In 2003 to 2005, the market share of Bt cottonseed rose from 12 per cent to 62 per cent in Warangal. Genetically modified to produce its own insecticide, Bt cotton has been claimed by its manufacturer, Monsanto, as the fastest-adopted agricultural technology in history.
The firm has been interpreting the rapid spread of the modified strain as the result of farmer experimentation and management skill - similar to mechanisms that scholars cite to explain the spread of hybrid corn across American farms.

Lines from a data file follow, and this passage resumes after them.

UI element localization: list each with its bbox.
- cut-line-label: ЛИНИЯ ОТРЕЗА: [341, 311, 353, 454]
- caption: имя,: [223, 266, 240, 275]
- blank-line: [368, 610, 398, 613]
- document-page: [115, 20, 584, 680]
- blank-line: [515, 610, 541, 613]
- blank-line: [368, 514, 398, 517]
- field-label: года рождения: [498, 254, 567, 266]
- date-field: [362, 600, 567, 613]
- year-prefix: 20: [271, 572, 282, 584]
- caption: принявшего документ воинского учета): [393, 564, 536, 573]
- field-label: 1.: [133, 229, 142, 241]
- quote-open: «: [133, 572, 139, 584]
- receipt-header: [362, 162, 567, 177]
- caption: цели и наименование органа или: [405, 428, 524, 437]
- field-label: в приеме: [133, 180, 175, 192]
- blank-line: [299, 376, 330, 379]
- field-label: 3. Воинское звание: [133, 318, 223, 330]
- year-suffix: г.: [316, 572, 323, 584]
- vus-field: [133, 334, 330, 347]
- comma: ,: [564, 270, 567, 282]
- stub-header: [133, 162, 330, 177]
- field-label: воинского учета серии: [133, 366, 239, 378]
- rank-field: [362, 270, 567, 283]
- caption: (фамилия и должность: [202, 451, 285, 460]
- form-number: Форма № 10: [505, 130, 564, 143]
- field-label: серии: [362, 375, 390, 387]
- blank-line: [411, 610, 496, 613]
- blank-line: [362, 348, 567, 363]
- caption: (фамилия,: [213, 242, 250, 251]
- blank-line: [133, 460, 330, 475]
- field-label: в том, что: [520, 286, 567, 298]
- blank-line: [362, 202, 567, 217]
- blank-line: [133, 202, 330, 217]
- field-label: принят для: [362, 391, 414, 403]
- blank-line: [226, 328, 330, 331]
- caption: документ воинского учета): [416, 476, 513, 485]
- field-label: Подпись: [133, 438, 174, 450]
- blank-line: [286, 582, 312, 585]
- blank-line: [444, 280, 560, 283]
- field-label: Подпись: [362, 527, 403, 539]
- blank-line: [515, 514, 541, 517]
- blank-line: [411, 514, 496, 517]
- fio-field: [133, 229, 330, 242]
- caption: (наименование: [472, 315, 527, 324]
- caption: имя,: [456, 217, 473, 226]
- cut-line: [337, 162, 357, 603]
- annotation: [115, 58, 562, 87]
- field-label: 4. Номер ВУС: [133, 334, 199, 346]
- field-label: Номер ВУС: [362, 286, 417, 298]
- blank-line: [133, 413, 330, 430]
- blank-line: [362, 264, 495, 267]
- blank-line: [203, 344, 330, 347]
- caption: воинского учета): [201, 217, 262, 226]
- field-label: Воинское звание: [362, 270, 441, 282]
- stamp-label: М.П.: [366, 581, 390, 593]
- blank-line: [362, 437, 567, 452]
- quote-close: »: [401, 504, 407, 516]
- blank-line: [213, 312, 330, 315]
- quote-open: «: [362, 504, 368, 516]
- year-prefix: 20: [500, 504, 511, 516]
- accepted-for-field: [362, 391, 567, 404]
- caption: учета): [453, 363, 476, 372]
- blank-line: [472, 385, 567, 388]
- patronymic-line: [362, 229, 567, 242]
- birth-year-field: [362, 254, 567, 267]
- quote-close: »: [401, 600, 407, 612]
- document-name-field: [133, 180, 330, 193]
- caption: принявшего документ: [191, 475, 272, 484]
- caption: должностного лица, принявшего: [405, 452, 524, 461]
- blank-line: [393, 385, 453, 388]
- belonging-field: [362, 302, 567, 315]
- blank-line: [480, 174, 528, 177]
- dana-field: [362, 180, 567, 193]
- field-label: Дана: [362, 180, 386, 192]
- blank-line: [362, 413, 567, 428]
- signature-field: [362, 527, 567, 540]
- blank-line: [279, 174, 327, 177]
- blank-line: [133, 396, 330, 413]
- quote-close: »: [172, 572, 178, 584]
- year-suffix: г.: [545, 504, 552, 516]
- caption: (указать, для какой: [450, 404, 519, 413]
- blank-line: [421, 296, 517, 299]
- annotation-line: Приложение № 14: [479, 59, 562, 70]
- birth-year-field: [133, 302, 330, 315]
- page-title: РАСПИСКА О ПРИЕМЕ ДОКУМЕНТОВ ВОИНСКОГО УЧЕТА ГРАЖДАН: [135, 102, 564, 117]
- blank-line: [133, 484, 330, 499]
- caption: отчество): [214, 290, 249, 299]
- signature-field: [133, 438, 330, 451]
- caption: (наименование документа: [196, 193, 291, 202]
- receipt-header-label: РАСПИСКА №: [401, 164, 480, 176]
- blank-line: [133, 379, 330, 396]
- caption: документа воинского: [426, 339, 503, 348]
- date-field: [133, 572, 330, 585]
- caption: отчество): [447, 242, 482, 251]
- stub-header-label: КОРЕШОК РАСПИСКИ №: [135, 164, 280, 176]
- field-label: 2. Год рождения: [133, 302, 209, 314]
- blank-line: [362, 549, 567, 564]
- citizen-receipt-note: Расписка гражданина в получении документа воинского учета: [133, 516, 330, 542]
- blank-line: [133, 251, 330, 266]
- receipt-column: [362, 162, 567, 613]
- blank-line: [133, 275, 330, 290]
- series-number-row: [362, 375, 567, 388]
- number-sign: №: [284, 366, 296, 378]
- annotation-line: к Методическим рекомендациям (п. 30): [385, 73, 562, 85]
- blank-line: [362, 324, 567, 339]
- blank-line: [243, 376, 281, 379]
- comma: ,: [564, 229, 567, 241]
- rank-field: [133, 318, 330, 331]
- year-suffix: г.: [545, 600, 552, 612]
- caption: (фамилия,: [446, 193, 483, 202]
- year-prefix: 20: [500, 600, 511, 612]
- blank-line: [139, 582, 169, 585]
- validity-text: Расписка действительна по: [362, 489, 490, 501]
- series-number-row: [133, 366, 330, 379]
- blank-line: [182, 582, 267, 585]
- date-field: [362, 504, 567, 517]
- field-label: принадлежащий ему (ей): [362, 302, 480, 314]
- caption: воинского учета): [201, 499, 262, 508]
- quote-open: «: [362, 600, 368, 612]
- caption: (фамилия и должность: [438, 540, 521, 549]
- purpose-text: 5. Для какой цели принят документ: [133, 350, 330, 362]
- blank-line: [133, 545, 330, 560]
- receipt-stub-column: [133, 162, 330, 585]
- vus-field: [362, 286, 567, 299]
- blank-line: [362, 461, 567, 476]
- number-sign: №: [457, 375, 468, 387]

But Mr. Stone's multiyear ethnography of Warangal cotton farmers shows an unexpected pattern of "localized cottonseed fads." Rather than a case of careful assessment and adoption, Warangal was plagued by a severe breakdown of the "skilling" process by which farmers normally hone their management practices, he argues.
"Warangal cotton farming offers a case study in `agricultural deskilling'," wrote Stone in the transnational journal, sponsored by the Wenner-Gren Foundation for Anthropological Research. The seed fads had virtually no environmental basis, and farmers generally lacked recognition of what was actually being planted, a striking contrast to the highly strategic seed selection processes in areas where technological change is learned and gradual. According to him, farmers' desire for novelty exacerbates the turnover of seeds in the market, and the firms frequently take seeds that have fallen out of favour, rename them, and sell them again with new marketing campaigns. Stone argues that the previously undocumented pattern of fads, in which each village lurches from seed to seed, reflects a breakdown of the process of "environmental learning," leaving farmers to rely purely on "social learning." Bt cotton was not the cause of this "deskilling," but in Warangal it has exacerbated the problem.
"On the surface, [Warangal] appears to be a dramatic case of successful adoption of an innovation," Stone explains.